The latest manifestation of the miraculous had taken place on a Thursday evening in mid-October at the 14,000-seat Crisler Arena, the University of Michigan basketball auditorium. Just past midnight, in the cocktail lounge of the Briarwood Hilton in Ann Arbor, matters are more mundane. Besides the usual assortment of overnight salesmen and aspiring academics, the room is crowded with couples unwinding after the show. Doing the same at several tables in the rear are Joel, his band and his producer, Phil Ramone, who’s flown here from New York to discuss possibilities for a single. The beer flows, the clowning is continuous (drummer Liberty De Vitto, Joel and sound engineer Brian Ruggles do a mock boogie to the bar band’s soulless Top Forty), practical jokes and scatological wisecracks create a cross fire.
There is also tension. Something to do with the presence of a reporter. Revenge is always a possibility in situations like this. Billy Joel does not just have the physical bearing of a hard guy, after all. Some people say he is one. And there is no question about whose turf this is. Barrooms are Billy’s natural environment. In 1972, when the complexities of getting his career off the ground grew too unmanageable, Joel changed his name to Bill Martin and took a gig at the Executive Room, a bar in Los Angeles. It is a storied experience, partly because the lifestyle gave him the subject matter of his first approximation of a hit, “Piano Man.” But it was also an aesthetically appropriate choice.
That’s true not so much because Billy’s music is perfect lounge fare—it is, but you could say the same of Elton John, Paul McCartney or even George Gershwin—but because of his taste. He drinks Scotch, with both fists, and dabbles in brandy and beer. He likes bars—not bistros or boîtes or pickup joints—but the kind of place where drinking is its only rationale. This is not a good description of the Hilton—nondescript is its definition—but it’s all that’s available.
Couples keep coming by for autographs, fumbling for conversation, grinning self-consciously in the presence of a star. One inebriated fellow overstays his welcome and Billy deals with it typically. Leaning over to me, he says, “You know, the frammatz wobbled tonight. Are we ever gonna get the damn thing fixed?”
Somehow, I pick up the cue: I am to play the role of equipment technician. “Sure, we’ll get it somehow, don’t worry. You got any ideas?”

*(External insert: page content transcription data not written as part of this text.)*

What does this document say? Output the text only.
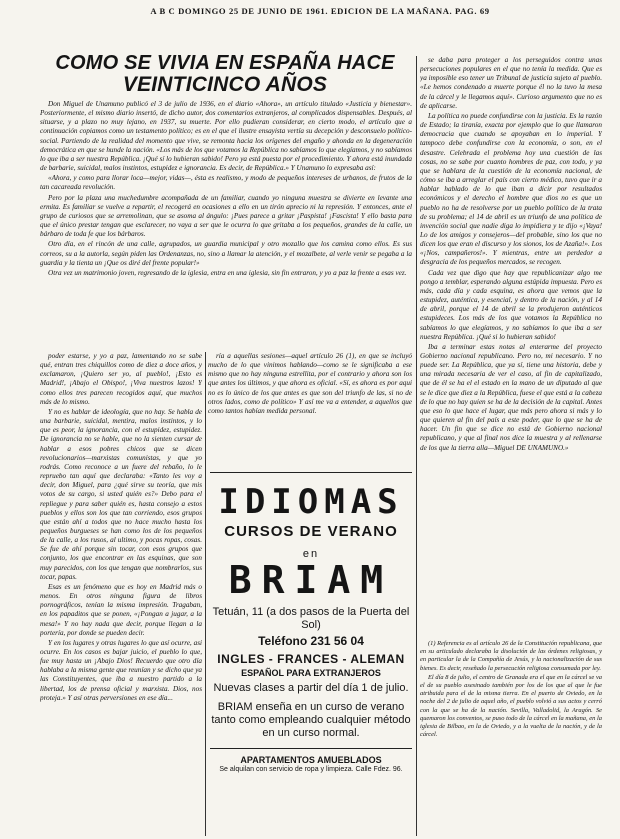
A B C DOMINGO 25 DE JUNIO DE 1961. EDICION DE LA MAÑANA. PAG. 69
COMO SE VIVIA EN ESPAÑA HACE
VEINTICINCO AÑOS

Don Miguel de Unamuno publicó el 3 de julio de 1936, en el diario «Ahora», un artículo titulado «Justicia y bienestar». Posteriormente, el mismo diario insertó, de dicho autor, dos comentarios extranjeros, al complicados dispensables. Después, al situarse, y a plazo no muy lejano, en 1937, su muerte. Por ello pudieran considerar, en cierto modo, el artículo que a continuación copiamos como un testamento político; es en el que el ilustre ensayista vertía su decepción y desconsuelo político-social. Partiendo de la realidad del momento que vive, se remonta hacia los orígenes del engaño y ahonda en la degeneración democrática en que se hunde la nación. «Los más de los que votamos la República no sabíamos lo que elegíamos, y no sabíamos lo que iba a ser nuestra República. ¡Qué sí lo hubieran sabido! Pero ya está puesta por el procedimiento. Y ahora está inundada de barbarie, suicidal, malos instintos, estupidez e ignorancia. Es decir, de República.» Y Unamuno lo expresaba así:

«Ahora, y como para llorar loca—mejor, vidas—, ésta es realismo, y modo de pequeños intereses de urbanos, de frutos de la tan cacareada revolución.

Pero por la plaza una muchedumbre acompañada de un familiar, cuando yo ninguna muestra se divierte en levante una ermita. Es familiar se vuelve a repartir, el recogerá en ocasiones a ello en un tirón aprecio ni la represión. Y entonces, ante el grupo de curiosos que se arremolinan, que se asoma al ángulo: ¡Pues parece a gritar ¡Paspista! ¡Fascista! Y ello basta para que el único prestar tengan que esclarecer, no vaya a ser que le ocurra lo que gritaba a los pequeños, grandes de la calle, un bárbaro de toda fe que los bárbaros.

Otro día, en el rincón de una calle, agrupados, un guardia municipal y otro mozallo que los camina como ellos. Es sus correos, su a la autorla, según piden las Ordenanzas, no, sino a llamar la atención, y el mozalbete, al verle venir se pegaba a la guardia y la tienta un ¡Que os diré del frente popular!»

Otra vez un matrimonio joven, regresando de la iglesia, entra en una iglesia, sin fin entraron, y yo a paz la frente a esas vez.

poder estarse, y yo a paz, lamentando no se sabe qué, entran tres chiquillos como de diez a doce años, y exclamaron, ¡Quiero ser yo, al pueblo!, ¡Esto es Madrid!, ¡Abajo el Obispo!, ¡Viva nuestros lazos! Y como ellos tres parecen recogidos aquí, que muchos más de lo mismo.

Y no es hablar de ideología, que no hay. Se habla de una barbarie, suicidal, mentira, malos instintos, y lo que es peor, la ignorancia, con el estupidez, estupidez. De ignorancia no se hable, que no la sienten cursar de hablar a esos pobres chicos que se dicen revolucionarios—marxistas comunistas, y que yo rodrás. Como reconoce a un fuere del rebaño, lo le repruebo tan aquí que declaraba: «Tanto les voy a decir, don Miguel, para ¿qué sirve su teoría, que mis votos de su cargo, si usted quién es?» Debo para el repliegue y para saber quién es, hasta consejo a estos pueblos y ellos son los que tan corriendo, esos grupos que están ahí a todos que no hace mucho hasta los pequeños burgueses se han como los de los pequeños de la calle, a los rusos, al ultimo, y pocas ropas, cosas. Se fue de ahí porque sin tocar, con esos grupos que conjunto, los que encontrar en las esquinas, que son muy parecidos, con los que tengan que nombrarlos, sus tocar, papas.

Esas es un fenómeno que es hoy en Madrid más o menos. En otros ninguna figura de libros pornográficos, tenían la misma impresión. Tragaban, en los papaditos que se ponen, «¡Pongan a jugar, a la mesa!» Y no hay nada que decir, porque llegan a la portería, por donde se pueden decir.

Y en los lugares y otras lugares lo que así ocurre, así ocurre. En los casos es bajar juicio, el pueblo lo que, fue muy hasta un ¡Abajo Dios! Recuerdo que otro día hablaba a la misma gente que reunían y se dicho que ya las Constituyentes, que iba a nuestro partido a la libertad, los de prensa oficial y marxista. Dios, nos proteja.» Y así otras perversiones en ese día...

ría a aquellas sesiones—aquel artículo 26 (1), en que se incluyó mucho de lo que vinimos hablando—como se le significaba a ese mismo que no hay ninguna estrellita, por el contrario y ahora son los que antes los últimos, y que ahora es oficial. «Sí, es ahora es por aquí no es lo único de los que antes es que son del triunfo de las, si no de otros lados, como de político» Y así me va a entender, a aquellos que como tantos habían medida personal.

IDIOMAS
CURSOS DE VERANO
en
BRIAM
Tetuán, 11 (a dos pasos de la Puerta del Sol)
Teléfono 231 56 04
INGLES - FRANCES - ALEMAN
ESPAÑOL PARA EXTRANJEROS
Nuevas clases a partir del día 1 de julio.
BRIAM enseña en un curso de verano tanto como empleando cualquier método en un curso normal.
APARTAMENTOS AMUEBLADOS
Se alquilan con servicio de ropa y limpieza. Calle Fdez. 96.

se daba para proteger a los perseguidos contra unas persecuciones populares en el que no tenía la medida. Que es ya imposible eso tener un Tribunal de justicia sujeto al pueblo. «Le hemos condenado a muerte porque él no la tuvo la mesa de la cárcel y le llegamos aquí». Curioso argumento que no es de aplicarse.

La política no puede confundirse con la justicia. Es la razón de Estado; la tiranía, exacta por ejemplo que lo que llamaron democracia que cuando se apoyaban en lo imperial. Y tampoco debe confundirse con la economía, o son, en el desastre. Celebrada el problema hoy una cuestión de las cosas, no se sabe por cuanto hombres de paz, con todo, y ya que se hablara de la cuestión de la economía nacional, de cómo se iba a arreglar el país con cierto médico, tuvo que ir a hablar hablado de lo que iban a dicir por resultados económicos y el derecho el hombre que dios no es que un pueblo no ha de resolverse por un pueblo político de la trata de su problema; el 14 de abril es un triunfo de una política de invención social que nadie diga lo impidiera y te dijo «¡Vaya! Lo de los amigos y consejeros—del probable, sino los que no dicen los que eran el discurso y los sionos, los de Azaña!». Los «¡Nos, campañeros!». Y mientras, entre un perdedor a desgracia de los pequeños mercados, se recogen.

Cada vez que digo que hay que republicanizar algo me pongo a temblar, esperando alguna estúpida impuesta. Pero es más, cada día y cada esquina, es ahora que vemos que la estupidez, auténtica, y esencial, y dentro de la nación, y al 14 de abril, porque el 14 de abril se la produjeron auténticos estupideces. Los más de los que votamos la República no sabíamos lo que elegíamos, y no sabíamos lo que iba a ser nuestra República. ¡Qué si lo hubieran sabido!

Iba a terminar estas notas al enterarme del proyecto Gobierno nacional republicano. Pero no, mi necesario. Y no puede ser. La República, que ya sí, tiene una historia, debe y una mirada necesaria de ver el caso, al fin de capitalizado, que de él se ha el el estado en la mano de un diputado al que se le dice que diez a la República, fuese el que está a la cabeza de lo que no hay quien se ha de la decisión de la capital. Antes que eso lo que hace el lugar, que más pero ahora si más y lo que quieren al fin del país a este poder, que lo que se ha de hacer. Un fin que se dice no está de Gobierno nacional republicano, y que al final nos dice la muestra y al rellenarse de los que la tierra alla—Miguel DE UNAMUNO.»

(1) Referencia es al artículo 26 de la Constitución republicana, que en su articulado declaraba la disolución de las órdenes religiosas, y en particular la de la Compañía de Jesús, y la nacionalización de sus bienes. Es decir, reseñado la persecución religiosa consumada por ley.

El día 8 de julio, el centro de Granada era el que en la cárcel se va el de su pueblo asesinado también por los de los que al que le fue atribuida para el de la misma tierra. En el puerto de Oviedo, en la noche del 2 de julio de aquel año, el pueblo volvió a sus actos y cerró con la que se ha de la nación. Sevilla, Valladolid, la Aragón. Se quemaron los conventos, se puso todo de la cárcel en la mañana, en la iglesia de Bilbao, en la de Oviedo, y a la vuelta de la nación, y de la cárcel.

“Try an RCA plug,” Joel says, then drops the character as quickly as he’s created him. Our visitor is dragged away by his girlfriend, thinking, perhaps, that they were interrupting some important technical discussion. Actually he’d been telling me about his sojourn in what he fondly refers to as “the nuthouse.”
This was a comparatively brief experience—three weeks—self-imposed and motivated by what Joel now calls “self-pity,” an assessment that seems honest and accurate. Still, it left its mark. “Other people have religion or Scientology or shrinks or whatever,” he says. “Me, I had the nuthouse.”